Having been closed down after his first attack, Slagter tried again shortly afterwards; once again he was pulled back but, as Rodríguez teammate Dani Moreno pulled the leaders onto the narrow, cobbled streets to the finish, he went again in response to a move from Astana’s Paolo Tiralongo.

“[I approached the second part of the climb] somewhat differently,” he explained. “Again, I didn’t know myself that I was this good, otherwise I wouldn’t have gone on the attack so early, of course. After the second acceleration, my legs were still feeling very good. But in that last kilometre, my inexperience was getting the better of me. It was very narrow and there were only three of us. I still had some energy left over. Then you have another try and push on with a cunning Rodriguez in your wheel.”

Eventually, Rodríguez attacked himself with just 150 metres to go, and this time Slagter had little left to respond. As the Catalan sprinted away to take the stage and Maglia Rosa, Slagter drifted back a little into the chasing group; crossing the line in seventh place, six seconds behind the Catalan.

“Now I realise that this wasn’t the smartest move, but at that moment you’re on a high,” he admitted. “Ultimately I was the perfect leadout for Rodriguez. Even so, this feels amazing now. This is why you do it.”

In only his second year in Rabobank’s WorldTour team, Slagter is already being compared to Steven Kruijswijk, a fellow graduate of the team’s Continental feeder team. Kruijswijk finished 18th in his first Giro d’Italia in 2010, but went even better last year, in what was very much a breakthrough race for the then 23-year-old.

“I think that it’s a good comparison,” Slagter said. “Steven also recovers very well, and not all riders can do that. I have the feeling that it’s going really well for me in this Giro. My recovery after the stages is good, I’m not yet overly fatigued, all that goes away very easily.
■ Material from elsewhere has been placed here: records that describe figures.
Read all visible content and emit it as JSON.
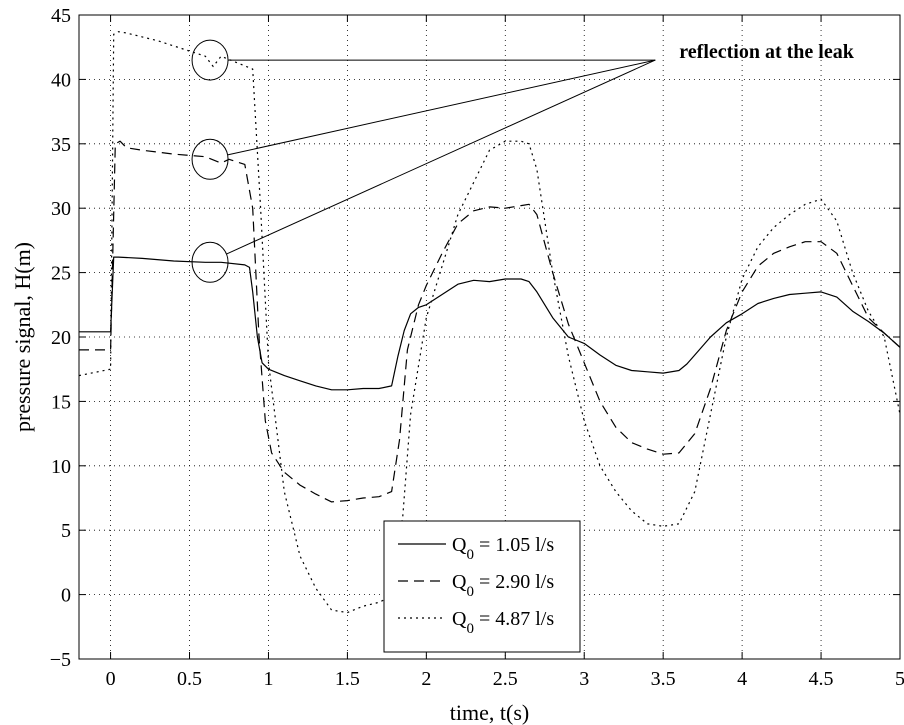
{
  "chart_data": {
    "type": "line",
    "xlabel": "time, t(s)",
    "ylabel": "pressure signal, H(m)",
    "xlim": [
      -0.2,
      5
    ],
    "ylim": [
      -5,
      45
    ],
    "xticks": [
      0,
      0.5,
      1,
      1.5,
      2,
      2.5,
      3,
      3.5,
      4,
      4.5,
      5
    ],
    "yticks": [
      -5,
      0,
      5,
      10,
      15,
      20,
      25,
      30,
      35,
      40,
      45
    ],
    "xtick_labels": [
      "0",
      "0.5",
      "1",
      "1.5",
      "2",
      "2.5",
      "3",
      "3.5",
      "4",
      "4.5",
      "5"
    ],
    "ytick_labels": [
      "−5",
      "0",
      "5",
      "10",
      "15",
      "20",
      "25",
      "30",
      "35",
      "40",
      "45"
    ],
    "grid": true,
    "legend_position": "bottom-center",
    "annotation": {
      "text": "reflection at the leak",
      "target": [
        3.45,
        41.5
      ],
      "circles": [
        [
          0.63,
          41.5
        ],
        [
          0.63,
          33.8
        ],
        [
          0.63,
          25.8
        ]
      ]
    },
    "series": [
      {
        "legend_label": "Q",
        "legend_sub": "0",
        "legend_rest": " = 1.05 l/s",
        "dash": "none",
        "x": [
          -0.2,
          0.0,
          0.02,
          0.05,
          0.2,
          0.4,
          0.6,
          0.7,
          0.85,
          0.88,
          0.9,
          0.93,
          0.96,
          1.0,
          1.1,
          1.2,
          1.3,
          1.4,
          1.5,
          1.6,
          1.7,
          1.78,
          1.82,
          1.86,
          1.9,
          1.95,
          2.0,
          2.1,
          2.2,
          2.3,
          2.4,
          2.5,
          2.6,
          2.65,
          2.7,
          2.8,
          2.9,
          3.0,
          3.1,
          3.2,
          3.3,
          3.4,
          3.5,
          3.6,
          3.65,
          3.7,
          3.8,
          3.9,
          4.0,
          4.1,
          4.2,
          4.3,
          4.4,
          4.5,
          4.6,
          4.7,
          4.8,
          4.9,
          5.0
        ],
        "y": [
          20.4,
          20.4,
          26.2,
          26.2,
          26.1,
          25.9,
          25.8,
          25.8,
          25.6,
          25.4,
          23.5,
          20.0,
          18.0,
          17.5,
          17.0,
          16.6,
          16.2,
          15.9,
          15.9,
          16.0,
          16.0,
          16.2,
          18.5,
          20.5,
          21.8,
          22.3,
          22.5,
          23.3,
          24.1,
          24.4,
          24.3,
          24.5,
          24.5,
          24.3,
          23.5,
          21.5,
          20.0,
          19.5,
          18.6,
          17.8,
          17.4,
          17.3,
          17.2,
          17.4,
          17.9,
          18.6,
          20.0,
          21.1,
          21.8,
          22.6,
          23.0,
          23.3,
          23.4,
          23.5,
          23.1,
          22.0,
          21.2,
          20.3,
          19.2
        ]
      },
      {
        "legend_label": "Q",
        "legend_sub": "0",
        "legend_rest": " = 2.90 l/s",
        "dash": "10,6",
        "x": [
          -0.2,
          0.0,
          0.03,
          0.06,
          0.1,
          0.2,
          0.4,
          0.6,
          0.7,
          0.75,
          0.85,
          0.9,
          0.94,
          0.98,
          1.02,
          1.1,
          1.2,
          1.3,
          1.4,
          1.5,
          1.6,
          1.7,
          1.78,
          1.83,
          1.88,
          1.95,
          2.0,
          2.1,
          2.2,
          2.3,
          2.4,
          2.5,
          2.6,
          2.65,
          2.7,
          2.8,
          2.9,
          3.0,
          3.1,
          3.2,
          3.3,
          3.4,
          3.5,
          3.6,
          3.7,
          3.8,
          3.9,
          4.0,
          4.1,
          4.2,
          4.3,
          4.4,
          4.5,
          4.6,
          4.7,
          4.8,
          4.9,
          5.0
        ],
        "y": [
          19.0,
          19.0,
          35.0,
          35.2,
          34.7,
          34.5,
          34.2,
          34.0,
          33.5,
          33.8,
          33.4,
          30.0,
          20.0,
          13.5,
          11.0,
          9.5,
          8.5,
          7.8,
          7.2,
          7.3,
          7.5,
          7.6,
          8.0,
          12.0,
          19.0,
          22.5,
          24.0,
          26.5,
          28.8,
          29.8,
          30.1,
          30.0,
          30.2,
          30.3,
          29.5,
          25.0,
          21.0,
          18.0,
          15.0,
          13.0,
          11.8,
          11.3,
          10.9,
          11.0,
          12.5,
          16.0,
          20.5,
          23.5,
          25.5,
          26.5,
          27.0,
          27.4,
          27.4,
          26.5,
          24.0,
          21.5,
          20.3,
          19.2
        ]
      },
      {
        "legend_label": "Q",
        "legend_sub": "0",
        "legend_rest": " = 4.87 l/s",
        "dash": "2,4",
        "x": [
          -0.2,
          0.0,
          0.02,
          0.05,
          0.1,
          0.2,
          0.3,
          0.4,
          0.5,
          0.6,
          0.65,
          0.7,
          0.8,
          0.9,
          0.95,
          1.0,
          1.1,
          1.2,
          1.3,
          1.4,
          1.5,
          1.6,
          1.7,
          1.75,
          1.8,
          1.85,
          1.9,
          2.0,
          2.1,
          2.2,
          2.3,
          2.4,
          2.5,
          2.6,
          2.65,
          2.7,
          2.8,
          2.9,
          3.0,
          3.1,
          3.2,
          3.3,
          3.4,
          3.5,
          3.6,
          3.7,
          3.8,
          3.9,
          4.0,
          4.1,
          4.2,
          4.3,
          4.4,
          4.5,
          4.6,
          4.7,
          4.8,
          4.9,
          5.0
        ],
        "y": [
          17.0,
          17.5,
          43.5,
          43.7,
          43.6,
          43.3,
          43.0,
          42.6,
          42.2,
          41.8,
          41.0,
          41.8,
          41.3,
          40.8,
          30.0,
          18.0,
          8.0,
          3.0,
          0.5,
          -1.2,
          -1.4,
          -0.9,
          -0.6,
          -0.3,
          2.0,
          6.0,
          14.0,
          21.5,
          25.5,
          29.5,
          32.0,
          34.5,
          35.2,
          35.2,
          35.0,
          33.0,
          25.0,
          18.5,
          13.5,
          10.0,
          8.0,
          6.5,
          5.5,
          5.3,
          5.5,
          8.0,
          14.0,
          20.0,
          24.5,
          27.0,
          28.5,
          29.5,
          30.3,
          30.7,
          29.0,
          25.0,
          22.0,
          20.0,
          14.0
        ]
      }
    ]
  }
}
“A ninth place in the overall classification like Steven’s is far away [eighth, after the disqualification of Alberto Contador - ed], of course,” he conceded, “but if I can pull this off, a good classification placement could be within my reach.”

After today’s stage Slagter sits in 27th position, just 2’43” behind new leader Rodríguez, but knows that the real test is to come in the final week of the race.

“I am now curious about how I’ll cope with long and steep cols at this level,” he said. “I don’t know this yet either. It will be my second stage of this exploratory quest.

“After today, I’m certainly looking forward to it.”